At COP15’s opening ceremonies, Prime Minister Justin Trudeau lavished praise on Canada’s “openness and diversity” and the natural beauty of Canadian landscapes, stating, “When people think of Canada around the world, they think of our landscapes and the richness and wealth of our nature.”

However, he stopped partway through his remarks when a group of Indigenous land defenders gathered in the middle of the room, unfurling a banner that read “Indigenous genocide = Ecocide, To save biodiversity stop invading our lands.” They drummed and chanted “Canada is on Native land” and “Trudeau is a colonizer” until security led them out of the room.

Trudeau used the opportunity to praise Canada once again. “As you can also see,” he said, “Canada is a place of free expression, where individuals and communities are free to express themselves openly, and strongly, and we thank them for sharing their perspectives.”

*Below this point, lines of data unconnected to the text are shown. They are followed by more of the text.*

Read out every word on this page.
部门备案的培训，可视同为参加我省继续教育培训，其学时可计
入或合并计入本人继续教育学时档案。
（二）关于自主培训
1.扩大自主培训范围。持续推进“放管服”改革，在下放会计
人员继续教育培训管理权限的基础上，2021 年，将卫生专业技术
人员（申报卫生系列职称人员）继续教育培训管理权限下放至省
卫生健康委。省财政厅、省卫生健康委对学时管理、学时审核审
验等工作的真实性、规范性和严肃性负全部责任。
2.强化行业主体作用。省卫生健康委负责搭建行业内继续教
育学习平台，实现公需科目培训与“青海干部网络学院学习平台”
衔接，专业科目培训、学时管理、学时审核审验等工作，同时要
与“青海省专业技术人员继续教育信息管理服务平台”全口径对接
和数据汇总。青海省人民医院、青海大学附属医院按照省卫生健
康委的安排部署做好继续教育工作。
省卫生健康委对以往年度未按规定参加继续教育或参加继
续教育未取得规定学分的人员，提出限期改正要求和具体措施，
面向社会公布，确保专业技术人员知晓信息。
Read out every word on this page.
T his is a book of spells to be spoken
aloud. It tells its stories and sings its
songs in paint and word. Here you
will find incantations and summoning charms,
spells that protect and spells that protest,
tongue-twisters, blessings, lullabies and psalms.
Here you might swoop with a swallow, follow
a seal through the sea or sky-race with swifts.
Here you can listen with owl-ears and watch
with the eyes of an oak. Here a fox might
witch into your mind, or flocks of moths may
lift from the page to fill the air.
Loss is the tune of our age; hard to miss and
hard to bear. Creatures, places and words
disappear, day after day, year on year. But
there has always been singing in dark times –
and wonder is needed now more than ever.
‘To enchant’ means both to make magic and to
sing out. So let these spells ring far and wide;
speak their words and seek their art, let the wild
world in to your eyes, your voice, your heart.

The elephant in the room at COP15 is that Canada, while claiming to be a global champion in environmental protection, is proportionally more environmentally destructive than other G7 countries. This destruction is inextricably entwined with the colonial processes of dispossession by which Indigenous peoples are surveilled, criminalized, and removed from their lands to make way for extractive industry such as mining and fossil fuel production.

The United Nations itself has condemned Canada’s treatment of Indigenous land defenders and called multiple times on the government to stop criminalizing their activities in defence of Indigenous cultures, biodiversity, and ecological integrity. These actions are especially important to consider in the midst of COP15, as Indigenous territories account for roughly 22 percent of the world’s land but hold 80 percent of its biodiversity—the same biodiversity that the Canadian government assures the world it is protecting.

Journalists have been detained for covering the repression of land defenders in Canada, including at Wet’suwet’en communities’ resistance to pipeline construction in northern British Columbia. In one case, two journalists who were present during an RCMP attack on a tiny house in Coyote Camp on Wet’suwet’en land were detained and prevented from covering the RCMP’s activities at the site. An internal RCMP email justified the arrest by saying that the journalists lacked “impartiality.”

One of the detained journalists, Amber Bracken, later recalled: “Police wore both regular blue uniforms and a militarized green version, the latter laden with assault rifles and tactical equipment. The scene has already become known across Canada—police dogs barking and whining as officers used an axe and a chainsaw to enter the small structure to arrest seven unarmed and peaceful individuals.”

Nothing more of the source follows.